7/12/24

Some Thoughts About the Future of Eating Disorder Treatment

The last two posts point out where the advancement in eating disorder treatment occurs at the moment: social media and, inadvertently, the pharmaceutical industry.

The clinical establishment—medicine and psychology—have had little true impact on new roads for recovery. Treatment centers rely on old approaches to care, and the larger companies now running most of the residential options focus on turnover and profit.


Any progress is driven by frustrated and incredulous people with eating disorders or their families and clinicians willing to use any tools available to improve care.


There are many reasons why institutional interest in eating disorders care is so limited, but, critically, financial and medical pressures just don’t merit improved outcomes. At hand, the question is what the current forces for better treatment find most compelling.

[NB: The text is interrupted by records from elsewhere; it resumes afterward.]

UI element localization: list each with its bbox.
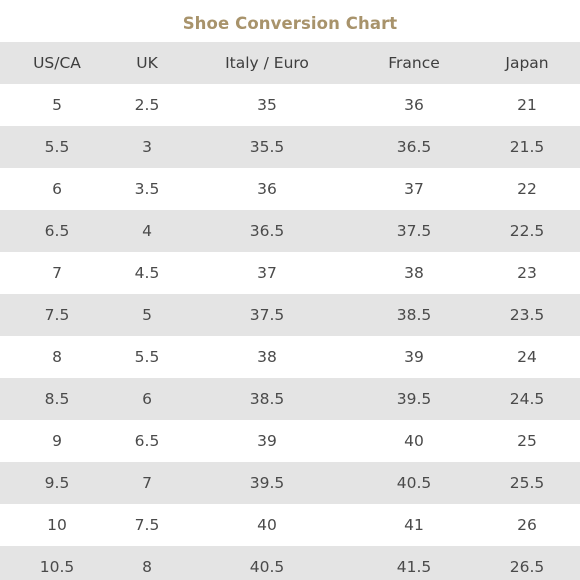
cell-france: 38 — [404, 264, 424, 282]
cell-japan: 22.5 — [509, 222, 545, 240]
cell-france: 41 — [404, 516, 424, 534]
cell-france: 40.5 — [396, 474, 432, 492]
cell-uk: 6.5 — [134, 432, 160, 450]
cell-france: 39.5 — [396, 390, 432, 408]
cell-us-ca: 7.5 — [44, 306, 70, 324]
table-row: 9.5 7 39.5 40.5 25.5 — [0, 462, 580, 504]
cell-uk: 6 — [142, 390, 152, 408]
cell-uk: 4.5 — [134, 264, 160, 282]
cell-japan: 23 — [517, 264, 537, 282]
cell-us-ca: 6.5 — [44, 222, 70, 240]
table-row: 5.5 3 35.5 36.5 21.5 — [0, 126, 580, 168]
column-header-uk: UK — [136, 54, 158, 72]
cell-us-ca: 7 — [52, 264, 62, 282]
table-row: 10 7.5 40 41 26 — [0, 504, 580, 546]
table-header-row: US/CA UK Italy / Euro France Japan — [0, 42, 580, 84]
cell-italy-euro: 36.5 — [249, 222, 285, 240]
page-title: Shoe Conversion Chart — [182, 14, 398, 33]
column-header-japan: Japan — [505, 54, 549, 72]
cell-us-ca: 9 — [52, 432, 62, 450]
cell-japan: 26.5 — [509, 558, 545, 576]
cell-japan: 24.5 — [509, 390, 545, 408]
cell-us-ca: 9.5 — [44, 474, 70, 492]
table-row: 7 4.5 37 38 23 — [0, 252, 580, 294]
cell-france: 40 — [404, 432, 424, 450]
cell-japan: 26 — [517, 516, 537, 534]
cell-italy-euro: 35.5 — [249, 138, 285, 156]
cell-italy-euro: 37.5 — [249, 306, 285, 324]
cell-uk: 2.5 — [134, 96, 160, 114]
cell-italy-euro: 38 — [257, 348, 277, 366]
cell-japan: 23.5 — [509, 306, 545, 324]
cell-france: 39 — [404, 348, 424, 366]
cell-uk: 7 — [142, 474, 152, 492]
cell-us-ca: 5.5 — [44, 138, 70, 156]
cell-japan: 21.5 — [509, 138, 545, 156]
cell-uk: 7.5 — [134, 516, 160, 534]
cell-japan: 25.5 — [509, 474, 545, 492]
cell-italy-euro: 40.5 — [249, 558, 285, 576]
conversion-table: US/CA UK Italy / Euro France Japan 5 2.5… — [0, 42, 580, 580]
cell-italy-euro: 40 — [257, 516, 277, 534]
cell-japan: 24 — [517, 348, 537, 366]
cell-uk: 5.5 — [134, 348, 160, 366]
column-header-us-ca: US/CA — [33, 54, 81, 72]
table-row: 8.5 6 38.5 39.5 24.5 — [0, 378, 580, 420]
table-row: 6 3.5 36 37 22 — [0, 168, 580, 210]
cell-italy-euro: 35 — [257, 96, 277, 114]
cell-uk: 4 — [142, 222, 152, 240]
cell-france: 41.5 — [396, 558, 432, 576]
cell-uk: 5 — [142, 306, 152, 324]
cell-france: 37.5 — [396, 222, 432, 240]
column-header-france: France — [388, 54, 440, 72]
cell-uk: 3 — [142, 138, 152, 156]
cell-us-ca: 10 — [47, 516, 67, 534]
table-row: 10.5 8 40.5 41.5 26.5 — [0, 546, 580, 580]
cell-italy-euro: 37 — [257, 264, 277, 282]
cell-uk: 8 — [142, 558, 152, 576]
cell-japan: 21 — [517, 96, 537, 114]
cell-us-ca: 8.5 — [44, 390, 70, 408]
cell-italy-euro: 39.5 — [249, 474, 285, 492]
table-row: 6.5 4 36.5 37.5 22.5 — [0, 210, 580, 252]
cell-italy-euro: 39 — [257, 432, 277, 450]
cell-us-ca: 5 — [52, 96, 62, 114]
cell-france: 37 — [404, 180, 424, 198]
cell-us-ca: 6 — [52, 180, 62, 198]
cell-france: 36.5 — [396, 138, 432, 156]
table-row: 8 5.5 38 39 24 — [0, 336, 580, 378]
cell-france: 36 — [404, 96, 424, 114]
cell-japan: 22 — [517, 180, 537, 198]
table-row: 9 6.5 39 40 25 — [0, 420, 580, 462]
cell-italy-euro: 36 — [257, 180, 277, 198]
cell-us-ca: 10.5 — [39, 558, 75, 576]
table-row: 7.5 5 37.5 38.5 23.5 — [0, 294, 580, 336]
cell-uk: 3.5 — [134, 180, 160, 198]
cell-japan: 25 — [517, 432, 537, 450]
cell-france: 38.5 — [396, 306, 432, 324]
table-row: 5 2.5 35 36 21 — [0, 84, 580, 126]
cell-us-ca: 8 — [52, 348, 62, 366]
cell-italy-euro: 38.5 — [249, 390, 285, 408]
column-header-italy-euro: Italy / Euro — [225, 54, 309, 72]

Psychological treatment of eating disorders has benefit but limited, very slow and not effective for enough people with these disorders. Seeing eating disorders solely through the psychological lens is necessary but insufficient.


Medicine remains wary of these illnesses. Some doctors who specialize in nutrition sciences (and there are very few) can help add knowledge about our metabolism to treatment options. Dietitians truly specialized in eating disorders, of which there are also few, can do something similar through a clinical lens. Other specialists such as endocrinologists or rheumatologists don’t have the background or knowledge to help develop new ways to consider eating disorder care. They can add their own knowledge but not in a precise way to treat eating disorders.


Laypeople very concerned about the lack of progress focus on the overlap between eating disorders and other illnesses. Clinicians increasingly see more cases of autoimmune disease, dysfunction of the autonomic nervous system, Mast Cell Activation syndrome and Ehlers Danlos syndrome, among others.


The suggestion of so many overlapping medical illnesses suggests a broader spectrum of eating disorders with various causal components, many of which might be medical.


Granted, any long term change in eating behavior merits psychological treatment as well to alter ingrained patterns; however, concomitant medical interventions aimed at a person’s specific medical concerns might truly speed up care and recovery.


The future of treatment demands more attention to the figure out the medical and psychiatric illnesses that are part of an entrenched eating disorder. More external pressure on the treatment community can push clinicians to see why more progress is possible and essential.